Mas... por pouco tempo; deslumbrada
com as aventuras contadas pelos capitães dos navios que regressavam
a Lisboa, vindos de outras paragens, a pequena começou a sonhar «com
os esplendores do Oriente, com os jardins de Ceuta, com os
dramáticos encontros afrontando piratas no alto mar e com os cercos
famosos das fortalezas de África e da índia, em que as mulheres
representavam por vezes tão insigne papel» – nas palavras do Conde
de Sabugosa. E a sua índole de aventureira na liberdade
independente, com origens nas ruelas da Beira-Mar de Aveiro ou no
pequeno barco do pai pela ria e pelo oceano, ia sendo estimulada
pela tentação de correr mundo.
Soltando o brado da emancipação,
juntou umas pequenas economias, fugiu da casa da irmã, comprou e
vestiu um fato conforme ao trajo dos moços que serviam nos navios
mercantes, cortou o cabelo e indo ao cais da Ribeira, contratou-se
com o mestre de uma caravela que, carregada de trigo, se aprestava a
zarpar para Mazagão, no norte de África. Conseguindo ocultar a sua
feminilidade, trabalhou de grumete com o nome de António.
Uma vez em Mazagão, foi o
capitão-mor da Praça avisado de que o mestre do navio fizera furto e
falsidade no trigo que levava; abriu-se uma devassa e Antónia
Rodrigues, sem temer represálias, falando com decisão e declarando
toda a verdade, descobriu a desonestidade do mestre. Por isso, o
capitão-mor não consentiu que o grumete voltasse ao reino naquela
caravela, para que ninguém lhe fizesse mal, e alistou-o entre os
soldados de infantaria. Tomou-se hábil no manejo das armas, camarada
dos seus colegas, exemplar no seu comportamento, sempre conseguindo
encobrir a sua condição de mulher. Sendo de inteligência arguta,
denunciou a tempo uma conjura dos mouros que se preparavam para,
numa noite, fazerem uma sortida, matarem pessoas e destruírem as
searas. Tendo-lhe sido dado o comando de um troço de tropas, dirigiu
as manobras de tal forma que liquidou completamente o inimigo. No
regresso, Mazagão recebeu-a com delírio e aclamações. Passados
alguns meses, o capitão-mor incorporou-a na cavalaria; começaria
então o período mais famoso da sua carreira militar.
Não pretendemos analisar com as
coordenadas do nosso tempo os factos e os acontecimentos do século
XVI. Cada época tem a sua maneira de ser, com os seus claros e
escuros, com as suas qualidades e defeitos, e as acções dos homens
têm de ser julgadas no ambiente em que eles viveram.
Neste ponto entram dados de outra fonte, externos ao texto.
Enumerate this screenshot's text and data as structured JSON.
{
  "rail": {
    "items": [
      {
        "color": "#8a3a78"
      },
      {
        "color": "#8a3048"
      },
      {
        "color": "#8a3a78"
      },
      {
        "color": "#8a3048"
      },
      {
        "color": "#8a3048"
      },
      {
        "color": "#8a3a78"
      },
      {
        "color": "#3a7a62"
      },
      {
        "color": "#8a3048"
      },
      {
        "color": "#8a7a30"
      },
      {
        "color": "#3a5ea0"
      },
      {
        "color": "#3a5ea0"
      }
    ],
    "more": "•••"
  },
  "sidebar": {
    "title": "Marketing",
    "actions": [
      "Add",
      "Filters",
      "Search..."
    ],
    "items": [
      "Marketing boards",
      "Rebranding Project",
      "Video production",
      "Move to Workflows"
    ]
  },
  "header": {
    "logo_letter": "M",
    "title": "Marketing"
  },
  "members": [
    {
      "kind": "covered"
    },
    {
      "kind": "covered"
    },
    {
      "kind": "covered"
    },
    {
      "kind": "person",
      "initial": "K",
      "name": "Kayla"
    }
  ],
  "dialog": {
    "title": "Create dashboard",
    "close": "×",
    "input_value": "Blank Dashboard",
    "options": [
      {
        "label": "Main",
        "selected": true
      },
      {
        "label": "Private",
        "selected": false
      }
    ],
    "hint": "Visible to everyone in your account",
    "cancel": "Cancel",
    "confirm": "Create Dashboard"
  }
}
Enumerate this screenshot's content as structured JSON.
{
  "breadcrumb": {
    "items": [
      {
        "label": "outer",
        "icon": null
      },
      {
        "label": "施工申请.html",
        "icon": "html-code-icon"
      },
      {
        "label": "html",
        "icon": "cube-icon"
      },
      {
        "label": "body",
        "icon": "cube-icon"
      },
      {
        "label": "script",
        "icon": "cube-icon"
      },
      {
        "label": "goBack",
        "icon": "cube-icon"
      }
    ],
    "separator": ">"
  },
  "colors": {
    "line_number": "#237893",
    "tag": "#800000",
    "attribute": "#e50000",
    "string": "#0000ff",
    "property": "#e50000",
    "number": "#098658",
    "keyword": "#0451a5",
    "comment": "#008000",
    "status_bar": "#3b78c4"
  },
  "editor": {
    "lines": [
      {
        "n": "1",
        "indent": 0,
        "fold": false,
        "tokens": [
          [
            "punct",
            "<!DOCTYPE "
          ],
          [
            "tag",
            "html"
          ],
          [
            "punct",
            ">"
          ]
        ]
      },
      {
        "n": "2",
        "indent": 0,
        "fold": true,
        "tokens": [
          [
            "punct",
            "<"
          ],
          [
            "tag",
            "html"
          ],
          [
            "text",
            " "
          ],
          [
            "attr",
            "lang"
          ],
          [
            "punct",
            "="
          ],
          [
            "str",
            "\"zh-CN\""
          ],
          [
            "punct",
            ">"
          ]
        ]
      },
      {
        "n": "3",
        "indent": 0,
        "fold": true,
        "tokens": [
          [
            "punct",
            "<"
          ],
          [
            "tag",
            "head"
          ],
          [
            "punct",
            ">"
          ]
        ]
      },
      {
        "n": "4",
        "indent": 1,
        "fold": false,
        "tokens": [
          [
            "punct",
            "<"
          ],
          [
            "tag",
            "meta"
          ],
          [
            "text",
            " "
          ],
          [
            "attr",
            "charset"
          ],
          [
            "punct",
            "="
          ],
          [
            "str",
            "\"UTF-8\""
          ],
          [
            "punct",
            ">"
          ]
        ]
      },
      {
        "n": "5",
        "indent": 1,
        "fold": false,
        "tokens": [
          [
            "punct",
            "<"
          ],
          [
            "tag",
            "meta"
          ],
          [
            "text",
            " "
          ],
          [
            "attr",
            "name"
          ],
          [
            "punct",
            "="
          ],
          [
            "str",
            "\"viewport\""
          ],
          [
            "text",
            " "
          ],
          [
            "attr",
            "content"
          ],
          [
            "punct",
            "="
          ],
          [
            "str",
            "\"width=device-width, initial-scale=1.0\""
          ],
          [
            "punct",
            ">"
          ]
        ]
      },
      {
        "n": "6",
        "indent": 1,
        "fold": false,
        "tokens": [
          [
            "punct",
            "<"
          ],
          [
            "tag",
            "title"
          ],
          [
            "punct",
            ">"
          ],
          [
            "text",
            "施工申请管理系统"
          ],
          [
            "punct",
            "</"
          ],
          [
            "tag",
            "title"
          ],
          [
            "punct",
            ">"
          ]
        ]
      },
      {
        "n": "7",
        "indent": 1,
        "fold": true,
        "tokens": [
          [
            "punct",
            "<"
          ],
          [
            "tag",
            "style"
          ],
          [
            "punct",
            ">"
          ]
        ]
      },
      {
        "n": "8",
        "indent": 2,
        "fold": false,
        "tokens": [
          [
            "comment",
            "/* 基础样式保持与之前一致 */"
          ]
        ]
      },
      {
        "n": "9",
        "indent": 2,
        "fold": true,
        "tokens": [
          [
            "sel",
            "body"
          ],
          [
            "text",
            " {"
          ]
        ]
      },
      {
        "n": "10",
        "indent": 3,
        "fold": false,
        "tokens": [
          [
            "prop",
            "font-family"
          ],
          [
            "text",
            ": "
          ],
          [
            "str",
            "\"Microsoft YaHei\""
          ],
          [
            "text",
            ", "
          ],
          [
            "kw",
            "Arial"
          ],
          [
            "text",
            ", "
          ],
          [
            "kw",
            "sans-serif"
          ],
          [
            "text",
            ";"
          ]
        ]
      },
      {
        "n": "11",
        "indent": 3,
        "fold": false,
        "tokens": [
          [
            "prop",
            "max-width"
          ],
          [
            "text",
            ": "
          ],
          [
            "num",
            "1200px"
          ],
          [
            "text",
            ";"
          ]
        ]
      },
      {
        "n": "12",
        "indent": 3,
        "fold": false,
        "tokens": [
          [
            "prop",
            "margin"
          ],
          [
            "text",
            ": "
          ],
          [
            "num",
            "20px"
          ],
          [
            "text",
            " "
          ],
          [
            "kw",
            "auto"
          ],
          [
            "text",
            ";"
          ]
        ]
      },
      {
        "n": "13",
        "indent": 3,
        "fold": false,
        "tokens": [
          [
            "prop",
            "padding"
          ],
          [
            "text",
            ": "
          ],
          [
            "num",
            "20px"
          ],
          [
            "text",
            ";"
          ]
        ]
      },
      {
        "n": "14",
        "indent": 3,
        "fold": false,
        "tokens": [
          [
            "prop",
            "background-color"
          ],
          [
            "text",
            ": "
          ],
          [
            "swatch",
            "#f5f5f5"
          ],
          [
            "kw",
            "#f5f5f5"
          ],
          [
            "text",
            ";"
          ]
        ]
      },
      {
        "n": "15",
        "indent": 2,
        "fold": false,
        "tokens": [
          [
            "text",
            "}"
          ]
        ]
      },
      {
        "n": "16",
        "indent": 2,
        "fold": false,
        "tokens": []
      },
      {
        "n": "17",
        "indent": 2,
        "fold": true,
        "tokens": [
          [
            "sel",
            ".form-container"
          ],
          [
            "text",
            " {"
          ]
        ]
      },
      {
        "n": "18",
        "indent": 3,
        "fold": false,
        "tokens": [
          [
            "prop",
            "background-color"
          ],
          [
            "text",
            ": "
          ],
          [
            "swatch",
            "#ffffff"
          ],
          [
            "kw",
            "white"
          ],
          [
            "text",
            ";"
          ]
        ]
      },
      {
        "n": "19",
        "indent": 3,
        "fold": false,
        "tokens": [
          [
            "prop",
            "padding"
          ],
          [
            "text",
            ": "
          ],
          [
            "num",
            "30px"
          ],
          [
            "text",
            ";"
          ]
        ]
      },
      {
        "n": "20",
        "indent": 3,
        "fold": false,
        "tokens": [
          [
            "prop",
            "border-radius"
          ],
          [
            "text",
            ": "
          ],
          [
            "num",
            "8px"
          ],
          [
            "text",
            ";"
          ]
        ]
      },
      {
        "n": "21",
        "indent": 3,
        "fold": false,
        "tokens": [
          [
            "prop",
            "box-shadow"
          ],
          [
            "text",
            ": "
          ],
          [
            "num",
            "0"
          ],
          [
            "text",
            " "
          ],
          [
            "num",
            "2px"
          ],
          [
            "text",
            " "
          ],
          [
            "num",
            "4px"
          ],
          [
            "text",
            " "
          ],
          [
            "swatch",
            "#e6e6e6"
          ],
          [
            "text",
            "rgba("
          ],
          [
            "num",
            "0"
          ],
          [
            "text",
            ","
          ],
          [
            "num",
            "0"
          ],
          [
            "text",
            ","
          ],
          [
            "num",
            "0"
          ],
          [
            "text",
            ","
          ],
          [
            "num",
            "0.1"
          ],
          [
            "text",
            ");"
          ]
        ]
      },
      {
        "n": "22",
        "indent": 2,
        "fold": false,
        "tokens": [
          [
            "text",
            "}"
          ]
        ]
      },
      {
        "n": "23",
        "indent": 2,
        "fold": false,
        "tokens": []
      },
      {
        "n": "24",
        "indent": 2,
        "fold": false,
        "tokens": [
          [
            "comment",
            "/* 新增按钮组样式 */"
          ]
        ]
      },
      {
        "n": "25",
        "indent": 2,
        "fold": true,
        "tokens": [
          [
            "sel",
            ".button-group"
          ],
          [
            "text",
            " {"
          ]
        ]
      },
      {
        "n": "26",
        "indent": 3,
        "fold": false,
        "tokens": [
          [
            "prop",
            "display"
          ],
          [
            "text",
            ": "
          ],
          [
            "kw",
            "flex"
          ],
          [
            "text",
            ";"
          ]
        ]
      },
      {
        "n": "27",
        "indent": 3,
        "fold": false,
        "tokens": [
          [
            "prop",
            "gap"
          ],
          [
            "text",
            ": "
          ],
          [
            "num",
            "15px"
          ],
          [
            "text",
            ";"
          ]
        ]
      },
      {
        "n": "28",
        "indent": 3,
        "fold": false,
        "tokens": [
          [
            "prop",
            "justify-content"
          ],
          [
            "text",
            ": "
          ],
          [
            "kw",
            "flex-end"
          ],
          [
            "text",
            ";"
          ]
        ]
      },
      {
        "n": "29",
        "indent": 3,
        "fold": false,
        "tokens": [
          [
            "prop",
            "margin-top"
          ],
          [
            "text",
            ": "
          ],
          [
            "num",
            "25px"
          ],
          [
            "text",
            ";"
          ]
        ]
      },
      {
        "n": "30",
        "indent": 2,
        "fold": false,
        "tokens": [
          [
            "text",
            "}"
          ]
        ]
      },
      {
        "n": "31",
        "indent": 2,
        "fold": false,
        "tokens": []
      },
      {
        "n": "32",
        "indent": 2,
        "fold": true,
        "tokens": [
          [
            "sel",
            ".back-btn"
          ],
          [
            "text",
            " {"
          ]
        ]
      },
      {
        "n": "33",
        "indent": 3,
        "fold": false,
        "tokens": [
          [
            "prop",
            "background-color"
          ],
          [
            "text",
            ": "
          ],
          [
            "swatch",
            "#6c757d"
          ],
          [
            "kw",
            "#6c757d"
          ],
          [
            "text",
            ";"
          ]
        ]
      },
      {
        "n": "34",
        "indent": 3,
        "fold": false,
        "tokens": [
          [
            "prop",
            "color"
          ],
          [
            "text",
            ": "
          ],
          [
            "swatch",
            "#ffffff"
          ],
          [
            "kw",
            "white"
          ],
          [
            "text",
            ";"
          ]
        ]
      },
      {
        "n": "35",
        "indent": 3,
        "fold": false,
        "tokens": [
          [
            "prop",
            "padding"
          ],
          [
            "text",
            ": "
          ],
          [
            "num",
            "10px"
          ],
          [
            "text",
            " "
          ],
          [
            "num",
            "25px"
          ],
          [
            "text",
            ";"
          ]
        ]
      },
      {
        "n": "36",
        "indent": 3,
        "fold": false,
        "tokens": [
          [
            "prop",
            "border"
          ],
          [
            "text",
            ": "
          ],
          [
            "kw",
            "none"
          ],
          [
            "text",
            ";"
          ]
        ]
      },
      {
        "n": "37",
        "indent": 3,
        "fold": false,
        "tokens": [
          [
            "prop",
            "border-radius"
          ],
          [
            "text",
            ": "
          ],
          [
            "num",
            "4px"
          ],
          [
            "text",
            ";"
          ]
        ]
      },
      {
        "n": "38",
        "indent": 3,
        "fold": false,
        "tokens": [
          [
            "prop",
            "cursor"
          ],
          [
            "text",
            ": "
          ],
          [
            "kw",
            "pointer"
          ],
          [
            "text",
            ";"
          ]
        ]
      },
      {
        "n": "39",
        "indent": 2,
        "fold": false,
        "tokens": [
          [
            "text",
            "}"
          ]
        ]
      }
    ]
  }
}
Embora
descubramos no comportamento social dos tempos passados aspectos
negativos de baixa escala, nós nunca devemos praticar a injustiça de
julgar os homens desencarnando-os do contexto histórico em que
estiveram integrados. A Cristandade ainda vivia sob o medo das
terríveis incursões mouras; a Europa não só procurava defender-se
das razias da «guerra santa» dos árabes, como até procurava
castigá-los noutras regiões, para criar várias frentes de conflito e
desviar as atenções dos seguidores de Mafoma. Estão nesta linha as
flagelações com que os portugueses os castigavam no norte de África
e mesmo na longínqua índia. Eram restos do espírito medieval da
Cruzada.
Antónia Rodrigues – ou António
Rodrigues – aparece-nos envolvida nas operações militares à volta de
Mazagão, em defesa da Praça contra os ataques e as surpresas da
mourama. Avantajava-se aos outros na destreza das cavalgadas; «e no
cometer aos inimigos nas empresas maiores e de importância, sempre o
capitão o nomeava e mandava na dianteira, como ao mais destro
cavaleiro que tinha» – informa Duarte Nunes de Leão. Espalhava o
terror nas hostes inimigas, realizava prodígios de audácia militar
em inúmeras correrias e combatia encarniçadamente de tal sorte que
lhe deram o epíteto de «Terror dos Mouros».
Assim viveu durante cinco anos
Antónia Rodrigues, ocultando o segredo do seu sexo e servindo o
exército com trajo de homem. Mas, agora que estava na pujança da
juventude, não podia continuar a viver como rapaz. Abriu-se
voluntariamente a um sacerdote digno e austero, e os dois foram ao
capitão-mor. Combinou-se que Antónia Rodrigues abandonasse o
exercício das armas, o uniforme de soldado e os vestidos de varão.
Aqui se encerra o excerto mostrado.